Arrest made in unsolved 1957 murder of little girl "We want to bring the best minds available to us to have them conduct a thorough examination of her remains," says Clay Campbell, DeKalb, Ill., county state attorney.
On that December evening back in 1957, Maria's friend Cathy Sigman recalled playing together outside when a man calling himself Johnny asked if they wanted to play.
Cathy went to get her mittens, but when she returned, the man and the little girl known as "Pretty Maria" by her friends were gone.
The case was so notorious it drew the attention of President Dwight Eisenhower, who asked for daily updates.
Maria's body was found the following April, 120 miles from her Sycamore, Ill., home.
Fast forward to early this month when police in Washington, acting on a tip from Illinois- arrested and charged Jack Daniel McCullough - a 71-year-old former policeman from the Seattle area - with kidnapping and murder.
Back in 1957, his name was John Tessier and he was Maria's neighbor. When questioned by police then, he said he was on a train to Chicago when she disappeared.
But three years ago, after he had changed his name to McCullough, an old girlfriend produced an unused train ticket of his from the very same day.
That sparked an intense focus on him.
"We've been fairly astonished at not only the leads that we've gotten, but the recollections of some of the local residents," Campbell says.
More than half a century later, this case is no longer cold.
Very bizarre. I remember this case, although I was a child in New York City at the time. Perhaps we had fewer disappearances of children in those days, but for whatever reason, it was practically national news.

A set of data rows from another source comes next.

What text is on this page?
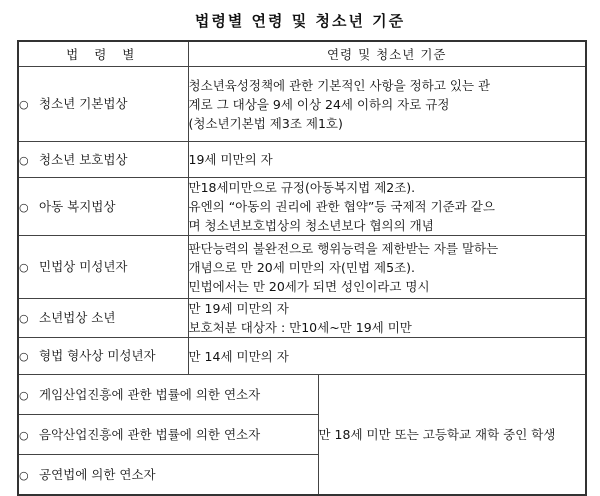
법령별 연령 및 청소년 기준
법 령 별	연령 및 청소년 기준	
○ 청소년 기본법상	청소년육성정책에 관한 기본적인 사항을 정하고 있는 관
계로 그 대상을 9세 이상 24세 이하의 자로 규정
(청소년기본법 제3조 제1호)	

○ 청소년 보호법상	19세 미만의 자	

○ 아동 복지법상	만18세미만으로 규정(아동복지법 제2조).
유엔의 “아동의 권리에 관한 협약”등 국제적 기준과 같으
며 청소년보호법상의 청소년보다 협의의 개념	

○ 민법상 미성년자	판단능력의 불완전으로 행위능력을 제한받는 자를 말하는
개념으로 만 20세 미만의 자(민법 제5조).
민법에서는 만 20세가 되면 성인이라고 명시	

○ 소년법상 소년	만 19세 미만의 자
보호처분 대상자 : 만10세~만 19세 미만	

○ 형법 형사상 미성년자	만 14세 미만의 자	

○ 게임산업진흥에 관한 법률에 의한 연소자		만 18세 미만 또는 고등학교 재학 중인 학생
○ 음악산업진흥에 관한 법률에 의한 연소자		
○ 공연법에 의한 연소자		
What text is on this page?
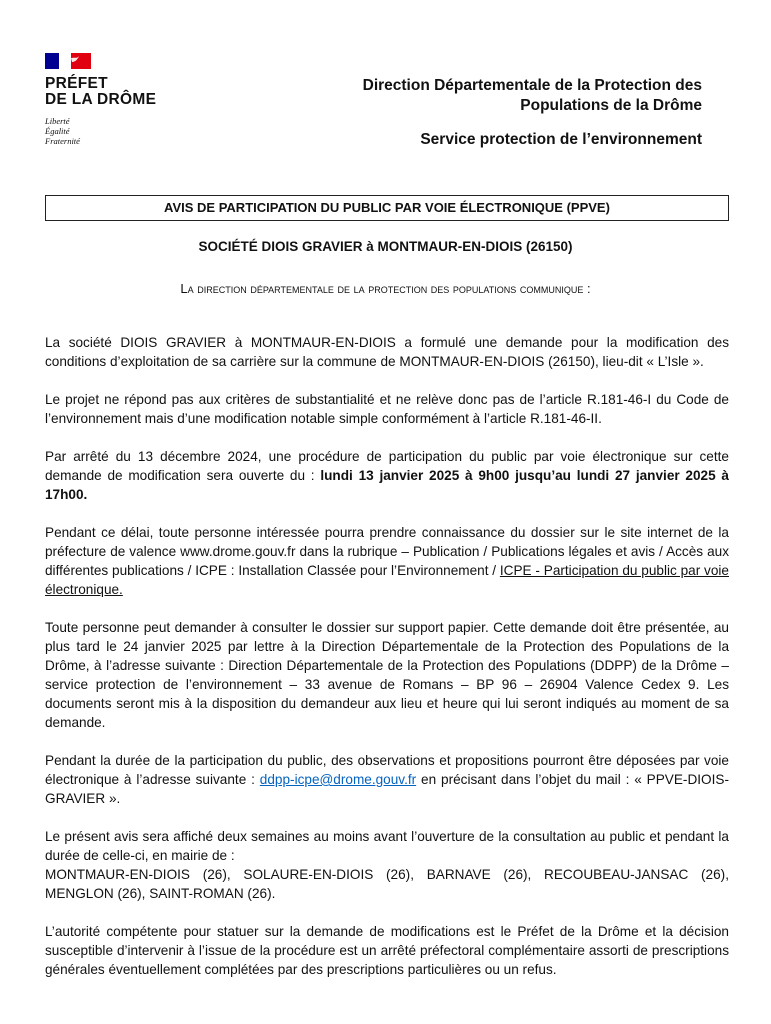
PRÉFET
DE LA DRÔME
Liberté
Égalité
Fraternité
Direction Départementale de la Protection des
Populations de la Drôme
Service protection de l’environnement
AVIS DE PARTICIPATION DU PUBLIC PAR VOIE ÉLECTRONIQUE (PPVE)
SOCIÉTÉ DIOIS GRAVIER à MONTMAUR-EN-DIOIS (26150)
La direction départementale de la protection des populations communique :

La société DIOIS GRAVIER à MONTMAUR-EN-DIOIS a formulé une demande pour la modification des conditions d’exploitation de sa carrière sur la commune de MONTMAUR-EN-DIOIS (26150), lieu-dit « L’Isle ».

Le projet ne répond pas aux critères de substantialité et ne relève donc pas de l’article R.181-46-I du Code de l’environnement mais d’une modification notable simple conformément à l’article R.181-46-II.

Par arrêté du 13 décembre 2024, une procédure de participation du public par voie électronique sur cette demande de modification sera ouverte du : lundi 13 janvier 2025 à 9h00 jusqu’au lundi 27 janvier 2025 à 17h00.

Pendant ce délai, toute personne intéressée pourra prendre connaissance du dossier sur le site internet de la préfecture de valence www.drome.gouv.fr dans la rubrique – Publication / Publications légales et avis / Accès aux différentes publications / ICPE : Installation Classée pour l’Environnement / ICPE - Participation du public par voie électronique.

Toute personne peut demander à consulter le dossier sur support papier. Cette demande doit être présentée, au plus tard le 24 janvier 2025 par lettre à la Direction Départementale de la Protection des Populations de la Drôme, à l’adresse suivante : Direction Départementale de la Protection des Populations (DDPP) de la Drôme – service protection de l’environnement – 33 avenue de Romans – BP 96 – 26904 Valence Cedex 9. Les documents seront mis à la disposition du demandeur aux lieu et heure qui lui seront indiqués au moment de sa demande.

Pendant la durée de la participation du public, des observations et propositions pourront être déposées par voie électronique à l’adresse suivante : ddpp-icpe@drome.gouv.fr en précisant dans l’objet du mail : « PPVE-DIOIS-GRAVIER ».

Le présent avis sera affiché deux semaines au moins avant l’ouverture de la consultation au public et pendant la durée de celle-ci, en mairie de :
MONTMAUR-EN-DIOIS (26), SOLAURE-EN-DIOIS (26), BARNAVE (26), RECOUBEAU-JANSAC (26), MENGLON (26), SAINT-ROMAN (26).

L’autorité compétente pour statuer sur la demande de modifications est le Préfet de la Drôme et la décision susceptible d’intervenir à l’issue de la procédure est un arrêté préfectoral complémentaire assorti de prescriptions générales éventuellement complétées par des prescriptions particulières ou un refus.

its not justice served, after all these free years, but at least, if he is the murderer, he’ll get to spend his old age in a cramped cell.....
No, we just didn’t have crime pimps like Nancy Grace to exploit the grief stricken 24/7.
In 1958 I used to wander all alone along Oxnard Beach. I mean for its whole length. At that time there was no marina.
This was a beach with a lot of beachy-type homes and some apartments but otherwise not much visited by people from in town, meaning Oxnard, or elsewhere.
No one ever bothered me. I was just 6-years old.
It is impossible for children to do that today.
I remember the reports of this crime. The little thing was just playing in her yard.
Yeah. Same here. I was allowed to go alone up the street five houses to see my friend. We were both 3.
I wonder why she'd kept it for all those years. Did she suspect him, and if so, why didn't she bring the ticket forward before three years ago?
I sure hope this little girl didn't suffer any guilt because she left her friend alone with the man. She certainly wouldn't have been able to help her; she would only have ended up a second victim.